If the guest is started with multiple vcpus using -smp 2, for example, no additional QEMU threads will be created. Instead the single QEMU thread multiplexes between two vcpus executing guest code and the event loop. Therefore non-iothread fails to exploit multicore hosts and can result in poor performance for SMP guests.

Note that despite there being only one QEMU thread there may be zero or more worker threads. These threads may be temporarily or permanent. Remember that they perform specialized tasks and do not execute guest code or process events. I wanted to emphasise this because it is easy to be confused by worker threads when monitoring the host and interpret them as vcpu threads. Remember that non-iothread only ever has one QEMU thread.

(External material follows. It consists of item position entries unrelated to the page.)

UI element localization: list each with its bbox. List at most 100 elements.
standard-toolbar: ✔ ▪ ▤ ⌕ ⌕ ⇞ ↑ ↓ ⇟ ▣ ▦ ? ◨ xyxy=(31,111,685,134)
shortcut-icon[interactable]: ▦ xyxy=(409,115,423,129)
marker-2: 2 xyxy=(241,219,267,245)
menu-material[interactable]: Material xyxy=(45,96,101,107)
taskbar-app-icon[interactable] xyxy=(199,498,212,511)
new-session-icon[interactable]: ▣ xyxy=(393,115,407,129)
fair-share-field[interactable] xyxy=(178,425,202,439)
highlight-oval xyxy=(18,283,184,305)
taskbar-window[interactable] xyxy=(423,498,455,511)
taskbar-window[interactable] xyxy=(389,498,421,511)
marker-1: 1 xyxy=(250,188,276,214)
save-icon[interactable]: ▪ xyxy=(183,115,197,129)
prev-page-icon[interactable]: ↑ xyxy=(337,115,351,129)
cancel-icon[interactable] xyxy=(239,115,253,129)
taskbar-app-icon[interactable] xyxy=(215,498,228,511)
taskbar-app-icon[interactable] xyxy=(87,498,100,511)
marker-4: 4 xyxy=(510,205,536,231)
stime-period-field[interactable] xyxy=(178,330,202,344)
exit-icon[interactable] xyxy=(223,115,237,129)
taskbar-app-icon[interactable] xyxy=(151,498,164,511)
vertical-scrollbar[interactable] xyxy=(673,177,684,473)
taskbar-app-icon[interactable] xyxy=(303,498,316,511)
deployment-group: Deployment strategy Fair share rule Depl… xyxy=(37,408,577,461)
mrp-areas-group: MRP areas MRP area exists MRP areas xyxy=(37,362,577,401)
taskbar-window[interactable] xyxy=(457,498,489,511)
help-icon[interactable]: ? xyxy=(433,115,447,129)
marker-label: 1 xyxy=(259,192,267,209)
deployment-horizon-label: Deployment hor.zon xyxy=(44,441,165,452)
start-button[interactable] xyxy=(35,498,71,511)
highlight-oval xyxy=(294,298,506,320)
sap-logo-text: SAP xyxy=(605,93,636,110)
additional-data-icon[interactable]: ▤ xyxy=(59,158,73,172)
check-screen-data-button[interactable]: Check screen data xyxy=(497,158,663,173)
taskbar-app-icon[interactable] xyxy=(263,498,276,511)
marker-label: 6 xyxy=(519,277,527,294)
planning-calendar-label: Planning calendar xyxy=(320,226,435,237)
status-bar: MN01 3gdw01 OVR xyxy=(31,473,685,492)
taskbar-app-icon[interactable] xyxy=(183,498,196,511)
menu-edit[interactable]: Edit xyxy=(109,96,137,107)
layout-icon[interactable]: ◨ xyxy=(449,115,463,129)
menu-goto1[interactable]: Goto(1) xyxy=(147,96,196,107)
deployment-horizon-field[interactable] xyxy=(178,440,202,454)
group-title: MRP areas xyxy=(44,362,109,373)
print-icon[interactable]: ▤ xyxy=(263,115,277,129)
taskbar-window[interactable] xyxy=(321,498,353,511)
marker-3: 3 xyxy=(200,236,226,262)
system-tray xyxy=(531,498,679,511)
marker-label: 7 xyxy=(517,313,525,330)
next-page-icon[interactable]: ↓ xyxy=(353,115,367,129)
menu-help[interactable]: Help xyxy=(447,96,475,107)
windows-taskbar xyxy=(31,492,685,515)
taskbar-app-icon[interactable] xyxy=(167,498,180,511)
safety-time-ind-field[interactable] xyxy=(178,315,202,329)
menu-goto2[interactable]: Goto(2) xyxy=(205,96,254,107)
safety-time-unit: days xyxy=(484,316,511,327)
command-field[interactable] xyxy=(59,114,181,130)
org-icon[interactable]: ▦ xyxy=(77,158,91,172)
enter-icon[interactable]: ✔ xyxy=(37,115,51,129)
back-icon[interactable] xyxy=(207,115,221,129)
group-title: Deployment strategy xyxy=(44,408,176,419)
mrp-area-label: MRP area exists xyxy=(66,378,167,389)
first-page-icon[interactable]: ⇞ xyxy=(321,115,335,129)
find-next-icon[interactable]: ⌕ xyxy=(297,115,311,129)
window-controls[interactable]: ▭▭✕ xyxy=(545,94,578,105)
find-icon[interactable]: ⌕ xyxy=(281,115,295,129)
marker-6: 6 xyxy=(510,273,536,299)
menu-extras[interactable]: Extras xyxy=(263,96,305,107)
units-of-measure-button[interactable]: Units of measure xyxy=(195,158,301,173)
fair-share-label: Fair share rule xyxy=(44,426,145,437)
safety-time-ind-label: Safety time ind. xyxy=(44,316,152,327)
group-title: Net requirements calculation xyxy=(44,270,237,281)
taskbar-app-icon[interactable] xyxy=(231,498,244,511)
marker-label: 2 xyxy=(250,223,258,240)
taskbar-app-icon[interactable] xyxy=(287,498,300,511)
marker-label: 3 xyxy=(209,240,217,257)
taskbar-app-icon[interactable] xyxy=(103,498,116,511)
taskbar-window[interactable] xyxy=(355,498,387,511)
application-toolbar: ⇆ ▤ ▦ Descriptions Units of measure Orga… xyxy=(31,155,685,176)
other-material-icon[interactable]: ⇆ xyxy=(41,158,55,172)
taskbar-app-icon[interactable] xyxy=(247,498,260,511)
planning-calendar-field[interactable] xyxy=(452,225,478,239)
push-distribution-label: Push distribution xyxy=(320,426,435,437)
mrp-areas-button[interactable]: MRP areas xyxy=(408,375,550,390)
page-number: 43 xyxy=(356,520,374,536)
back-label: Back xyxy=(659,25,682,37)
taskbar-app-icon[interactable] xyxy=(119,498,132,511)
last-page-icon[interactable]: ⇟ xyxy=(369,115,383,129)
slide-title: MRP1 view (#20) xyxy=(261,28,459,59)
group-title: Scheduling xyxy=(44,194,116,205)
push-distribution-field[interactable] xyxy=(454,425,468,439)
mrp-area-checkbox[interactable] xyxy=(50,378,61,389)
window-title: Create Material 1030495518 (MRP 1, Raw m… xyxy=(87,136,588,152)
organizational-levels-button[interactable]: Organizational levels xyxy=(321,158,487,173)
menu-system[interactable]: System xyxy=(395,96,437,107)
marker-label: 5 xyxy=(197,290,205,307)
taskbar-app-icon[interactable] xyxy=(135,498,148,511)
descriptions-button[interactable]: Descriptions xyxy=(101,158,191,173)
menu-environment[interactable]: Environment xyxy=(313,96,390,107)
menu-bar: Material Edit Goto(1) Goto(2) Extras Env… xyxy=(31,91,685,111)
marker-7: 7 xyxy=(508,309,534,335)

The newer architecture is one QEMU thread per vcpu plus a dedicated event loop thread. This model is known as iothread or CONFIG_IOTHREAD and can be enabled with ./configure --enable-io-thread at build time. Each vcpu thread can execute guest code in parallel, offering true SMP support, while the iothread runs the event loop. The rule that core QEMU code never runs simultaneously is maintained through a global mutex that synchronizes core QEMU code across the vcpus and iothread. Most of the time vcpus will be executing guest code and do not need to hold the global mutex. Most of the time the iothread is blocked in select(2) and does not need to hold the global mutex.

Note that TCG is not thread-safe so even under the iothread model it multiplexes vcpus across a single QEMU thread. Only KVM can take advantage of per-vcpu threads.

Conclusion and words about the future

Hopefully this helps communicate the overall architecture of QEMU (which KVM inherits). Feel free to leave questions in the comments below.
In the future the details are likely to change and I hope we will see a move to CONFIG_IOTHREAD by default and maybe even a removal of !CONFIG_IOTHREAD.
I will try to update this post as qemu.git changes.